Most of us in the industry are used to explaining private mortgage insurance. As part of that discussion the question about dropping the mortgage insurance comes up. Depending upon the loan program someone starting out with mortgage insurance could drop it at 78% or 80% loan to value, with some minimum time it must stay with the loan. For FHA loans, this changes on June 3, 2013.

 

FOR LOANS WITH LESS THAN 90% LOAN TO VALUE MORTGAGE INSURANCE CAN BE DROPPED WHEN THE HOME OWNER REACHES 78% LOAN TO VALUE. BUT MUST BE KEPT IN PLACE FOR 11 YEARS MINIMUM.

 

FOR LOANS WITH GREATER THAN 90% LOAN TO VALUE MORTGAGE INSURANCE IS PERMANENT, REGARDLESS OF LOAN TO VALUE. 

 

To avoid the above changes FHA case numbers must be ordered before June 3, 2013. For those home buyers considering using FHA, it would benefit them to buy prior to this change. On those mortgage loans with minimal down payment, refinance is the only way out of PMI even with 22% equity is attained, BUT we are experiencing the lowest interest rates in history. The liklihood one will want to refinance out of a really low rate in a few years is low.

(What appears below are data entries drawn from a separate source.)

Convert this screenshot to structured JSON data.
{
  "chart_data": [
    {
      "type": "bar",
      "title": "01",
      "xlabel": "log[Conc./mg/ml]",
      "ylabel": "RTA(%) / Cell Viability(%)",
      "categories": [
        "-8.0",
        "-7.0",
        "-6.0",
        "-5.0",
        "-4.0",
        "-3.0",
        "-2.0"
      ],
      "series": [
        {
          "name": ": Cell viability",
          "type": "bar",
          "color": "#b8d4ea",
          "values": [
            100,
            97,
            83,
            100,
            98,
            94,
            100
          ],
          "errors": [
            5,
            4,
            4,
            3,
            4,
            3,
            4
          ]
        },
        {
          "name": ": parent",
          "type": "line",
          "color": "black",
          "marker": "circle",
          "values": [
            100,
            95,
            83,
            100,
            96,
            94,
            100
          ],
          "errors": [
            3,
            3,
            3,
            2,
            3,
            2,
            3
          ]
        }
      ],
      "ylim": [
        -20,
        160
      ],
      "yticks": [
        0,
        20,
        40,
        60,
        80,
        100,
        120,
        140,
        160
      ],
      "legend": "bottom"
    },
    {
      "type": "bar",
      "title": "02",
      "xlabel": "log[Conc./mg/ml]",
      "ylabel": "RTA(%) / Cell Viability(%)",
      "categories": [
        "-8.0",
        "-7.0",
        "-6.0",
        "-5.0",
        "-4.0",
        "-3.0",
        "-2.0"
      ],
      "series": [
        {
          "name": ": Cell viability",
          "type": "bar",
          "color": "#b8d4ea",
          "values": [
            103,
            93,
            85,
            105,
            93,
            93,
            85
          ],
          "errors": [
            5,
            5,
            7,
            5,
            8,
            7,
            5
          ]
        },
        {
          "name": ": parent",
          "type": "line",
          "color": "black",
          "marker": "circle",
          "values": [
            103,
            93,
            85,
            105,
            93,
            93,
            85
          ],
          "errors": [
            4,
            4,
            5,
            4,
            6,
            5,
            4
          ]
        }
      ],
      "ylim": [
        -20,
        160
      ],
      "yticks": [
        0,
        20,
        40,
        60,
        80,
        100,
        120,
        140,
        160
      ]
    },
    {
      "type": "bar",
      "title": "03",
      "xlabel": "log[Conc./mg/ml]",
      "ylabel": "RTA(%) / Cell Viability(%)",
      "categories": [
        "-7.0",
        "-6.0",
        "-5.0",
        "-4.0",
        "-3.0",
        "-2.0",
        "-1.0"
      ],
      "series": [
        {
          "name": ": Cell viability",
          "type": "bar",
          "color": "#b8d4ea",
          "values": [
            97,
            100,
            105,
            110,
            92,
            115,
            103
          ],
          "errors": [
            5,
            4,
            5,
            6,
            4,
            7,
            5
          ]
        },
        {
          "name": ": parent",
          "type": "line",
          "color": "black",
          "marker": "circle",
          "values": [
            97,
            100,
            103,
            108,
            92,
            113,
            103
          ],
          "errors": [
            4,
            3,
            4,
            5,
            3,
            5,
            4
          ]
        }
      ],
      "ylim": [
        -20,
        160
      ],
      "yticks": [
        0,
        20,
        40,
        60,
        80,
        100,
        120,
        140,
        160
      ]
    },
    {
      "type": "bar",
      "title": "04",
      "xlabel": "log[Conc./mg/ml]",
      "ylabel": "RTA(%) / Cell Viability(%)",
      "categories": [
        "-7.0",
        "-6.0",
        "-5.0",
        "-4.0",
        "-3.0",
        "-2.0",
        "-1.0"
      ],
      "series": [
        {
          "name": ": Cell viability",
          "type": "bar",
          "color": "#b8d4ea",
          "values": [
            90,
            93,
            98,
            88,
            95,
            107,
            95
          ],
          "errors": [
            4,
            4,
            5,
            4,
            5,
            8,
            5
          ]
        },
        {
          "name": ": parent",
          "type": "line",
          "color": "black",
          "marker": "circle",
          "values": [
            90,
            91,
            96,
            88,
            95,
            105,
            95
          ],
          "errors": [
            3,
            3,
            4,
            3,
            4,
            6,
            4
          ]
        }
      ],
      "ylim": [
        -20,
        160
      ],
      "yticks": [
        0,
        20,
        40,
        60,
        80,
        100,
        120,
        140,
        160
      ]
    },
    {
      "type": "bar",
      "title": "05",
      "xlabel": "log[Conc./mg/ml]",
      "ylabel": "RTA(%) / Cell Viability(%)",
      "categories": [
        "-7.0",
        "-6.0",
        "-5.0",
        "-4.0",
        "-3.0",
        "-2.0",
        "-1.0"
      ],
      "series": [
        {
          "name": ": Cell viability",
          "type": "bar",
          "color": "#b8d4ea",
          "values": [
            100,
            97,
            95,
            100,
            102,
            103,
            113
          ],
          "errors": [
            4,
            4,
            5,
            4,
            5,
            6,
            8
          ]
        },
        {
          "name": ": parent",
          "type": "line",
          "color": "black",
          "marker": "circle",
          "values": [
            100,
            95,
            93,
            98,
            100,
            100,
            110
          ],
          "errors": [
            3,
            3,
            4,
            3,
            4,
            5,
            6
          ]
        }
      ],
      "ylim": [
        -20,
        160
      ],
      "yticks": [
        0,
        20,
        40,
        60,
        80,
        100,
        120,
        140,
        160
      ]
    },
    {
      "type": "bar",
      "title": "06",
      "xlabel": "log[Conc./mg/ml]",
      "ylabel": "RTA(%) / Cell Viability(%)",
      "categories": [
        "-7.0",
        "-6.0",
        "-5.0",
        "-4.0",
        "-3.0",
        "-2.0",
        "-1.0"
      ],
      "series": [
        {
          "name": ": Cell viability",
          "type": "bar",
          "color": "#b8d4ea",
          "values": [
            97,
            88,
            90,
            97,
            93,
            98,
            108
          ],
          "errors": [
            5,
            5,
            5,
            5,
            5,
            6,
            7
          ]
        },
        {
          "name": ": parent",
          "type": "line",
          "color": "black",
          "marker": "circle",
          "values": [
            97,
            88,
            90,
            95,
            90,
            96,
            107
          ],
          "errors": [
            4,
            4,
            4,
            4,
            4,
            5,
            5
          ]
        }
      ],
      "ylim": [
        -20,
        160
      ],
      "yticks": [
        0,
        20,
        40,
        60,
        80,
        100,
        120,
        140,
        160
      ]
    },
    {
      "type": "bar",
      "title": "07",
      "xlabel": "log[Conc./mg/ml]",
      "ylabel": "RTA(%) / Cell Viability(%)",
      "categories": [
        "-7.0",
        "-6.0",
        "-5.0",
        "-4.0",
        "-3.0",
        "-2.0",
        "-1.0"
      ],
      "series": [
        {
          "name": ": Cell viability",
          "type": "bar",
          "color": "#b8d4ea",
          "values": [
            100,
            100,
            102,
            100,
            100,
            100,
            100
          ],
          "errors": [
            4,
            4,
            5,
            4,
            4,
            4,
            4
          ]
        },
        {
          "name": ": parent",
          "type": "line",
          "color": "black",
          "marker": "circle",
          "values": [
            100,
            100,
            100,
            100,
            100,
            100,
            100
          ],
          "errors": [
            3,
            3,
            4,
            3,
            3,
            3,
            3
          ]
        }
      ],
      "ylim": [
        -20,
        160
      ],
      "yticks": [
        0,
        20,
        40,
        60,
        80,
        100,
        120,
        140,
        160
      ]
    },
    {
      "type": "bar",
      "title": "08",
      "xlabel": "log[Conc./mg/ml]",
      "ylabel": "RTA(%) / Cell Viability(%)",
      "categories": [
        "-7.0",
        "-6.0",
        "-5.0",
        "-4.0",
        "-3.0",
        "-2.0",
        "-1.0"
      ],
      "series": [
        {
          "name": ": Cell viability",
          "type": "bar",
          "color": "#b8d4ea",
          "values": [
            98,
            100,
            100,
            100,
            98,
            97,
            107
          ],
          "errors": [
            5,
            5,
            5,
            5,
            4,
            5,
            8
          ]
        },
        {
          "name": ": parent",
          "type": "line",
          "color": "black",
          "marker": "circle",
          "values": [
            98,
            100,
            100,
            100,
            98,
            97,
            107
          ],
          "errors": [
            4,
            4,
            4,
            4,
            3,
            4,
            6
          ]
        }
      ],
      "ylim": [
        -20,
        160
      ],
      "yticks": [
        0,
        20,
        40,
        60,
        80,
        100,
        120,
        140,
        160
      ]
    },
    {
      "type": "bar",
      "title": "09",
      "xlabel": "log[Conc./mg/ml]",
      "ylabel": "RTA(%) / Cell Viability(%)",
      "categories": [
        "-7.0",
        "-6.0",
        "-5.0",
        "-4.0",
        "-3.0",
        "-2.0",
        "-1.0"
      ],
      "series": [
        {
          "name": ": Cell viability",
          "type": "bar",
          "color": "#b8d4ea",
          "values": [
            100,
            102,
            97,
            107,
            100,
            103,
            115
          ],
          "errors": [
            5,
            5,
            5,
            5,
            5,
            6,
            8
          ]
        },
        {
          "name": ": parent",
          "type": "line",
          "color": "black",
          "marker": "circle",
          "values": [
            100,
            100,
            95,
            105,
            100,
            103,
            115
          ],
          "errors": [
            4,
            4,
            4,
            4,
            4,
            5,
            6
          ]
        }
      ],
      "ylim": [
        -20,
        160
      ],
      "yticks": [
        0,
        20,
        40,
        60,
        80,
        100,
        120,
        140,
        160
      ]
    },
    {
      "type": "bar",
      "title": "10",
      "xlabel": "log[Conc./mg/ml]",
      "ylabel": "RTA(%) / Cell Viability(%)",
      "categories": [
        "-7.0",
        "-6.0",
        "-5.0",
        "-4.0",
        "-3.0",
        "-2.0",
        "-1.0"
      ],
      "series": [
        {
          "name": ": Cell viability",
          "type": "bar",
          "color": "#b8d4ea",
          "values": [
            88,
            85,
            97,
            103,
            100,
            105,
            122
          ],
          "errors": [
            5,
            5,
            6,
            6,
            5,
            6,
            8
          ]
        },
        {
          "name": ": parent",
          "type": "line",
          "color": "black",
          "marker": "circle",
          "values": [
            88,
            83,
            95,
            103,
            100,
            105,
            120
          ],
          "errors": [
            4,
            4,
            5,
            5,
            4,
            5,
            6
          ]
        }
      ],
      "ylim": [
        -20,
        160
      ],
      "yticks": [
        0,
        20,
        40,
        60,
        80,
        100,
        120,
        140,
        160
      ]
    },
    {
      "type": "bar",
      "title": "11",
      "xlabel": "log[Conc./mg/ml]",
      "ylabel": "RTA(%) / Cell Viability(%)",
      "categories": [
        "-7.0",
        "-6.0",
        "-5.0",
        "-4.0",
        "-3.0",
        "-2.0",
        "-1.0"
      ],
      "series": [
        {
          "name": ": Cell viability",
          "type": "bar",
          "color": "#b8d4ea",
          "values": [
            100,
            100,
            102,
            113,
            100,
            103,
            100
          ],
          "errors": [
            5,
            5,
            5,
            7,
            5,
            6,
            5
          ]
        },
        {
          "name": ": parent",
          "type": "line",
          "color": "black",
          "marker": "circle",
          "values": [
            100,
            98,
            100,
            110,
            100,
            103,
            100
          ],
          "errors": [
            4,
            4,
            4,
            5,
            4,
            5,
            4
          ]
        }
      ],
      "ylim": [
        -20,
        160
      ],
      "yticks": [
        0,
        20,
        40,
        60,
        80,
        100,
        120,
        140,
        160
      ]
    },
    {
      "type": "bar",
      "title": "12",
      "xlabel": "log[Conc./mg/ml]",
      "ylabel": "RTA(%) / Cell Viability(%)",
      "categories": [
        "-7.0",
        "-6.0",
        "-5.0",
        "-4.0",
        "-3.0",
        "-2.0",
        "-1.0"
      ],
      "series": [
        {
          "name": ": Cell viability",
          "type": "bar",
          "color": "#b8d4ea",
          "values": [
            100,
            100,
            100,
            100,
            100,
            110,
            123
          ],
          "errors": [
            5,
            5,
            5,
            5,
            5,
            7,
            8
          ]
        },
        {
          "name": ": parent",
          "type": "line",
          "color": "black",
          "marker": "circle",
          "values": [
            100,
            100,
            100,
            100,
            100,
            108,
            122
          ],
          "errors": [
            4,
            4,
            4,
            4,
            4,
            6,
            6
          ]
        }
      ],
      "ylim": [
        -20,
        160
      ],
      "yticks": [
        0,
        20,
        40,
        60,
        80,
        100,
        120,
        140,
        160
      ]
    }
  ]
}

After June 3, 2013, there will be those loans that FHA will work best for; unless other loan programs make similar changes, I would think FHA would lose market share. When they already are suffering due to a lack of cash, I cannot imagine less business is the answer, but a reasonable person would believe it is what we will have going forward in June.

 

Joe Petrowsky
Mortgage Consultant, Right Trac Financial Group, Inc. NMLS # 2709 - Manchester, CT
Your Mortgage Consultant for Life

We are already moving toward doing less FHA mortgages. Hopefully, they do something to eliminate this stupidity.

Apr 29, 2013 11:58 PM
Dora Griffin
D A Griffin Financial.LLC - Fort Thomas, KY
NMLS 6380

I agree, Joe. It sure makes our explanation of why one needs MI a little harder. I always explain that it is to cover the lender in the event there is a default. I wonder how they justify that when a borrower has say, 50% equity.